Dieser Schritt ist notwendig
geworden, da wir zur Zeit das Amt des Organisationsleiters nicht
besetzt haben
und sich die Hauptarbeit auf wenige Schultern verteilt. Hier erwarte
ich mir
verstärktes Engagement unserer Mitglieder, damit wir bald diesen
unbesetzten
Vorstandsposten wieder vergeben können.
Die laufende Saison hat mehrfach gezeigt, wie schwierig es ist, den Spielbetrieb und das Training für 17 Mannschaften und über 100 SpielerInnen in geregelte Bahnen zu lenken und allen Ansprüchen gerecht zu werden. Es ist nicht einfach, sowohl dem besten Spieler der 1. Mannschaft als auch dem Ersatzmann der untersten Mannschaft adäquate Trainings- und Spielbedingungen zu bieten. Hier ist es manchmal notwendig, Abstriche zu machen und jeder einzelne ist gefordert, auch einmal zurückzustecken.

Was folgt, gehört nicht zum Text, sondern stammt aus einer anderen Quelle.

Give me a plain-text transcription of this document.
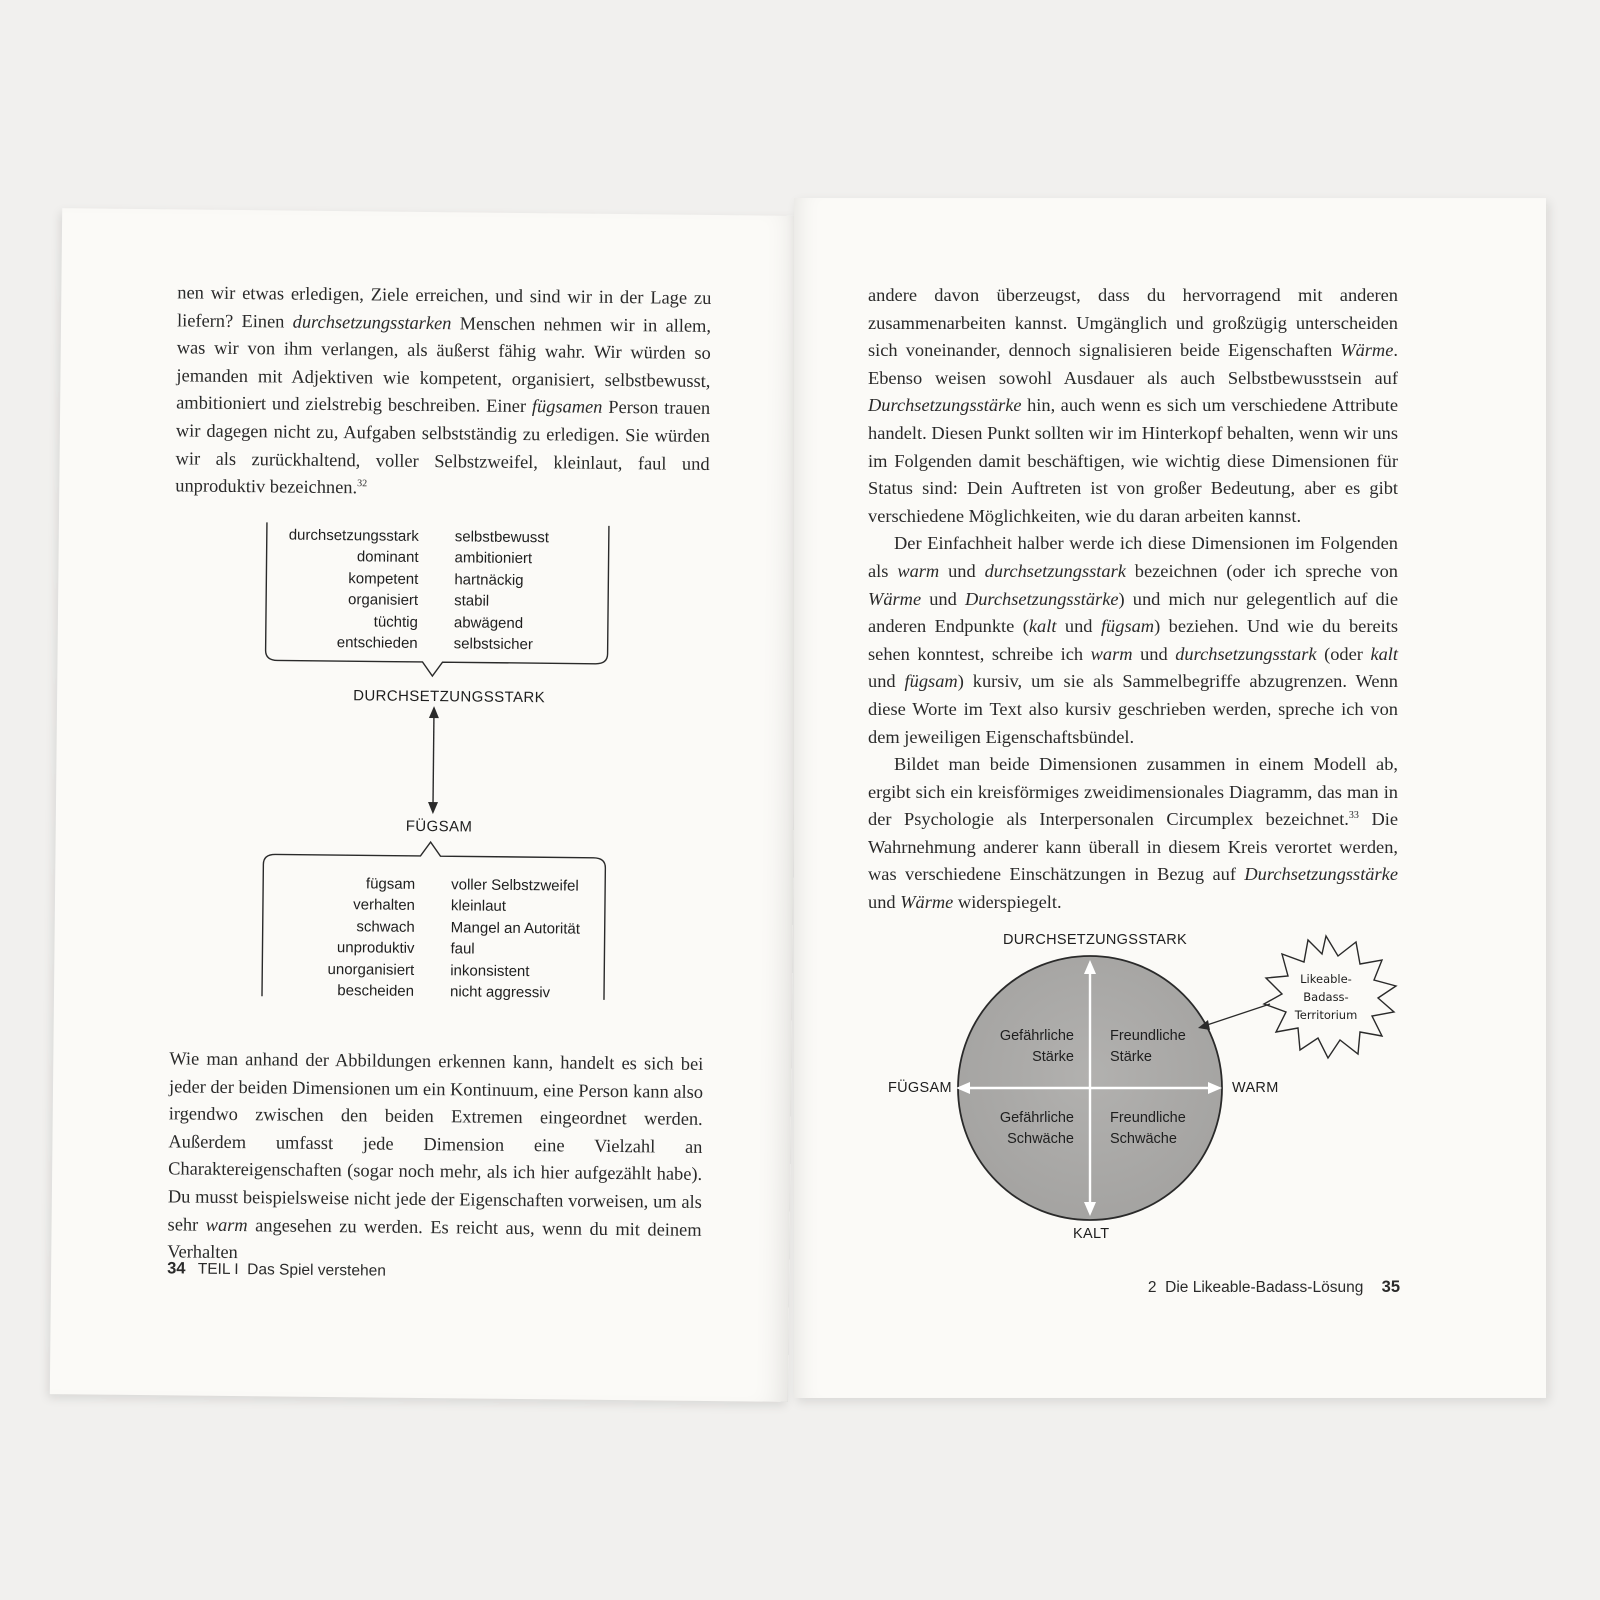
nen wir etwas erledigen, Ziele erreichen, und sind wir in der Lage zu liefern? Einen durchsetzungsstarken Menschen nehmen wir in allem, was wir von ihm verlangen, als äußerst fähig wahr. Wir würden so jemanden mit Adjektiven wie kompetent, organisiert, selbstbewusst, ambitioniert und zielstrebig beschreiben. Einer fügsamen Person trauen wir dagegen nicht zu, Aufgaben selbstständig zu erledigen. Sie würden wir als zurückhaltend, voller Selbstzweifel, kleinlaut, faul und unproduktiv bezeichnen.$^{32}$
durchsetzungsstark
dominant
kompetent
organisiert
tüchtig
entschieden
selbstbewusst
ambitioniert
hartnäckig
stabil
abwägend
selbstsicher
DURCHSETZUNGSSTARK
FÜGSAM
fügsam
verhalten
schwach
unproduktiv
unorganisiert
bescheiden
voller Selbstzweifel
kleinlaut
Mangel an Autorität
faul
inkonsistent
nicht aggressiv
Wie man anhand der Abbildungen erkennen kann, handelt es sich bei jeder der beiden Dimensionen um ein Kontinuum, eine Person kann also irgendwo zwischen den beiden Extremen eingeordnet werden. Außerdem umfasst jede Dimension eine Vielzahl an Charaktereigenschaften (sogar noch mehr, als ich hier aufgezählt habe). Du musst beispielsweise nicht jede der Eigenschaften vorweisen, um als sehr warm angesehen zu werden. Es reicht aus, wenn du mit deinem Verhalten
34 TEIL I  Das Spiel verstehen

andere davon überzeugst, dass du hervorragend mit anderen zusammenarbeiten kannst. Umgänglich und großzügig unterscheiden sich voneinander, dennoch signalisieren beide Eigenschaften Wärme. Ebenso weisen sowohl Ausdauer als auch Selbstbewusstsein auf Durchsetzungsstärke hin, auch wenn es sich um verschiedene Attribute handelt. Diesen Punkt sollten wir im Hinterkopf behalten, wenn wir uns im Folgenden damit beschäftigen, wie wichtig diese Dimensionen für Status sind: Dein Auftreten ist von großer Bedeutung, aber es gibt verschiedene Möglichkeiten, wie du daran arbeiten kannst.

Der Einfachheit halber werde ich diese Dimensionen im Folgenden als warm und durchsetzungsstark bezeichnen (oder ich spreche von Wärme und Durchsetzungsstärke) und mich nur gelegentlich auf die anderen Endpunkte (kalt und fügsam) beziehen. Und wie du bereits sehen konntest, schreibe ich warm und durchsetzungsstark (oder kalt und fügsam) kursiv, um sie als Sammelbegriffe abzugrenzen. Wenn diese Worte im Text also kursiv geschrieben werden, spreche ich von dem jeweiligen Eigenschaftsbündel.

Bildet man beide Dimensionen zusammen in einem Modell ab, ergibt sich ein kreisförmiges zweidimensionales Diagramm, das man in der Psychologie als Interpersonalen Circumplex bezeichnet.$^{33}$ Die Wahrnehmung anderer kann überall in diesem Kreis verortet werden, was verschiedene Einschätzungen in Bezug auf Durchsetzungsstärke und Wärme widerspiegelt.

DURCHSETZUNGSSTARK
FÜGSAM	WARM
KALT
Gefährliche
Stärke
Freundliche
Stärke
Gefährliche
Schwäche
Freundliche
Schwäche
Likeable-
Badass-
Territorium
2  Die Likeable-Badass-Lösung 35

Der TTV ist in der glücklichen Lage, als einer der wenigen Vereine im Saarland an fünf Tagen in der Woche kostenfrei eine Sporthalle zu benutzen. Mit etwas gutem Willen sollte es allen möglich sein, in dieser Zeit eine Trainingsmöglichkeit zu finden. Nicht alle können an einem Tag trainieren, dazu reichen die Hallenkapazitäten nicht aus und ein sinnvolles Training ist nicht mehr möglich.
Wenn wir auch weiterhin sportlich erfolgreich sein wollen, ist ein geregeltes Training unumgänglich. Ich möchte alle Vereinsmitglieder bitten, dies zu respektieren und den Vorstand bei seinen Bemühungen verstärkt zu unterstützen.
Auch für die aktive Beteiligung an unseren Veranstaltungen möchte ich wieder einmal werben. Nicht der Vorstand alleine ist für die Durchführung von Veranstaltungen oder die Betreuung von Spielern zuständig, hier ist jeder gefordert, sich in seinem Rahmen in die Vereinsarbeit einzubringen. Fordern ist einfach, das Umsetzen schon viel schwerer. Auch kann das verwaiste Amt des Organisationsleiters kein Dauerzustand bleiben. Auf Dauer ist es weder für mich noch für den Rest des Vorstands akzeptabel, die Arbeit des Organisationsleiters und die Regelung des aktiven Spielbetriebs mit zu übernehmen.
Abschließend möchte ich mich bei allen bedanken für die Unterstützung bei den Veranstaltungen, für die Betreuung der Jugendlichen, für die Mitarbeit im Vorstand und vieles mehr. Ich hoffe, dass wir auch in Zukunft so gut zusammen arbeiten. Die Durchführung so vieler Veranstaltungen war und ist nur möglich, weil viele Helfer, Trainer und Betreuer ihre Zeit einbringen und die Kinder zur sinnvollen Freizeitgestaltung anregen. An dieser Stelle deshalb ein herzliches Danke Schön an alle, die sich in irgendeiner Weise für unseren Verein engagiert haben.
Ich möchte meinen Bericht schließen mit einem herzlichen Dankeschön an meine Vorstandskollegen, an all die vielen Helfer, Betreuer, Trainer, Trainingspartner und natürlich an meine Familie für die gewährten Freiräume und die Unterstützung.